Evaluating a Reinforcer-Thinning Procedure to Reduce Severe Problem Behavior Maintained by Social-Positive Reinforcement
|SARAH K. SLOCUM (Rollins College), Emma Grauerholz-Fisher (University of Florida), Kerri P. Peters (University of Florida), Timothy R. Vollmer (University of Florida)
Noncontingent reinforcement (NCR) is a function-based treatment often used to reduce problem behavior. We evaluated a specific application of an NCR procedure which involved providing three subjects with continuous access to the functional reinforcer initially and slowly increasing the amount of time subjects experienced the unavailability of the reinforcer (i.e., extinction). Periods of extinction were signaled with a colored card, and a rule about the card was presented at the beginning of each session. This procedure relates to FCT because the signaled extinction period is analogous to those used in multiple-schedule FCT research. Results show immediate and substantial reductions in aggression for all three subjects.
|A Randomized Clinical Trial of Functional Communication Training
|Todd G. Kopelman (The University of Iowa Hospitals and Clinics), DAVID P. WACKER (The University of Iowa), Alyssa N. Suess (University of Iowa), Scott D. Lindgren (The University of Iowa)

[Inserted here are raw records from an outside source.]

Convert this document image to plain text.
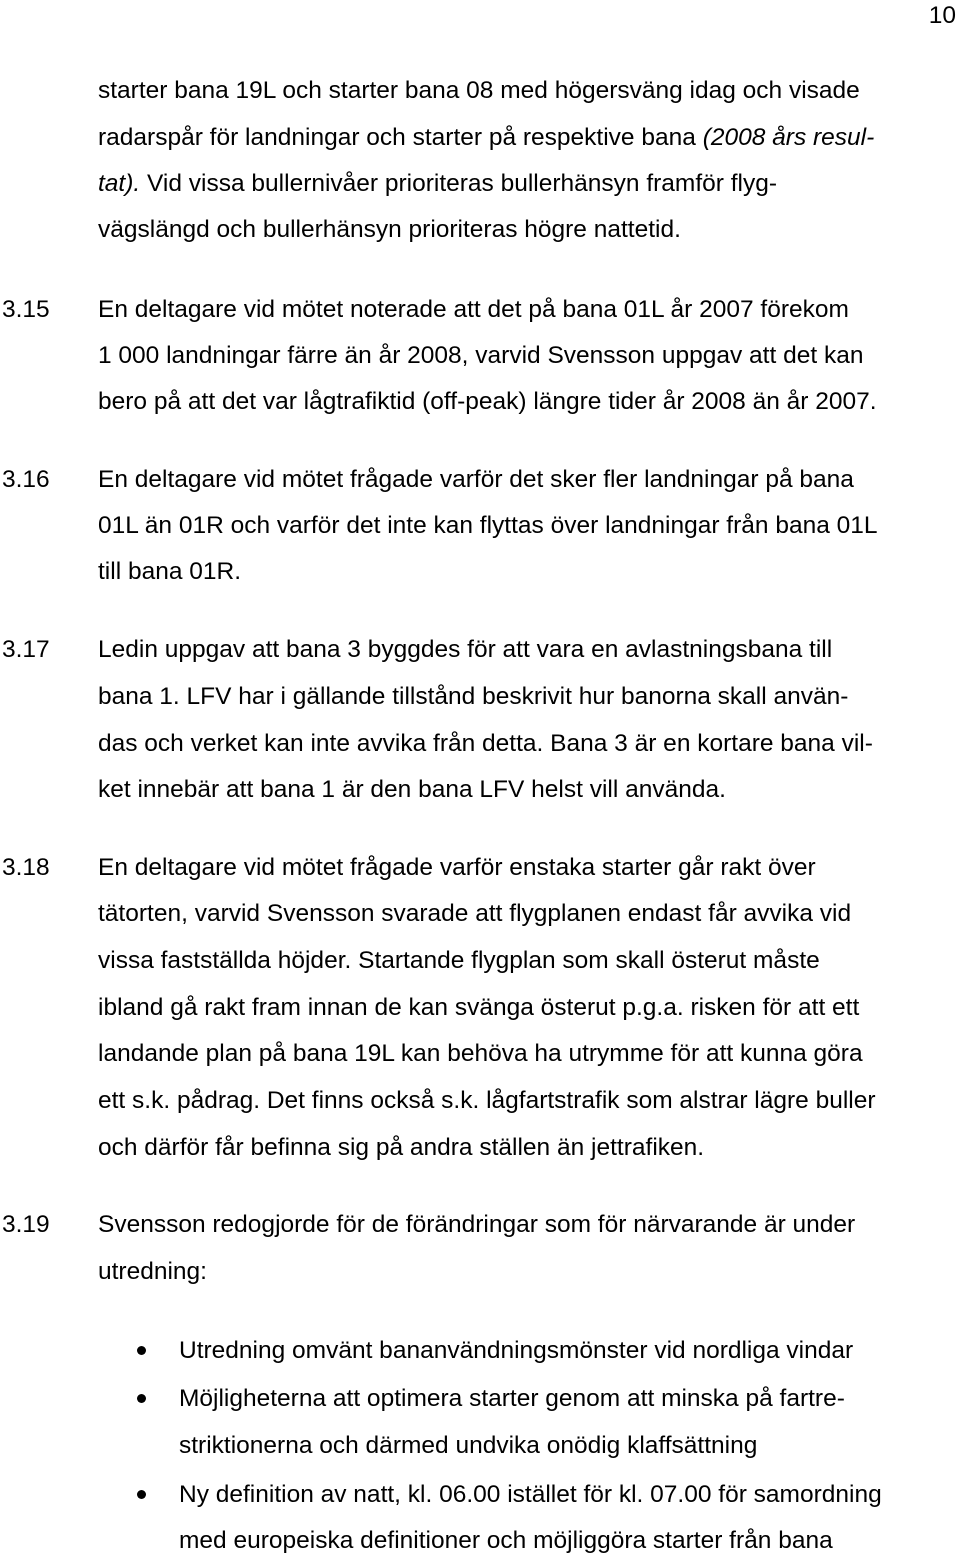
10
starter bana 19L och starter bana 08 med högersväng idag och visade
radarspår för landningar och starter på respektive bana (2008 års resul-
tat). Vid vissa bullernivåer prioriteras bullerhänsyn framför flyg-
vägslängd och bullerhänsyn prioriteras högre nattetid.
3.15 En deltagare vid mötet noterade att det på bana 01L år 2007 förekom
1 000 landningar färre än år 2008, varvid Svensson uppgav att det kan
bero på att det var lågtrafiktid (off-peak) längre tider år 2008 än år 2007.
3.16 En deltagare vid mötet frågade varför det sker fler landningar på bana
01L än 01R och varför det inte kan flyttas över landningar från bana 01L
till bana 01R.
3.17 Ledin uppgav att bana 3 byggdes för att vara en avlastningsbana till
bana 1. LFV har i gällande tillstånd beskrivit hur banorna skall använ-
das och verket kan inte avvika från detta. Bana 3 är en kortare bana vil-
ket innebär att bana 1 är den bana LFV helst vill använda.
3.18 En deltagare vid mötet frågade varför enstaka starter går rakt över
tätorten, varvid Svensson svarade att flygplanen endast får avvika vid
vissa fastställda höjder. Startande flygplan som skall österut måste
ibland gå rakt fram innan de kan svänga österut p.g.a. risken för att ett
landande plan på bana 19L kan behöva ha utrymme för att kunna göra
ett s.k. pådrag. Det finns också s.k. lågfartstrafik som alstrar lägre buller
och därför får befinna sig på andra ställen än jettrafiken.
3.19 Svensson redogjorde för de förändringar som för närvarande är under
utredning:
Utredning omvänt bananvändningsmönster vid nordliga vindar
Möjligheterna att optimera starter genom att minska på fartre-
striktionerna och därmed undvika onödig klaffsättning
Ny definition av natt, kl. 06.00 istället för kl. 07.00 för samordning
med europeiska definitioner och möjliggöra starter från bana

|Abstract: Functional communication training (FCT) is a widely used approach in the treatment of problem behavior. The purpose of this federally funded project was to evaluate the effectiveness of FCT within a randomized clinical trial (RCT). 38 young children with autism who engaged in problem behavior participated. The children’s parents conducted the sessions within their homes with coaching provided by behavior analysts via telehealth. Following completion of a functional analysis, function-based FCT programs were implemented for all participants. Participants were assigned to one of two groups following the functional analysis. Participants assigned to the immediate group started FCT immediately following the baseline extinction sessions. Participants assigned to the delayed group (control group) were delayed from starting FCT for three months and completed baseline extinction sessions once per month during the wait period. Results showed that participants in both groups engaged in high levels of problem behavior before FCT (Time 1). Problem behavior was reduced substantially only after FCT had been implemented with participants in the immediate (Time 2) and delayed (Time 3) groups. Treatment results maintained for both groups during a 6-month follow-up visit (Time 4). This federally funded project provided the first RCT of FCT, and the results support the use of FCT to treat problem behavior.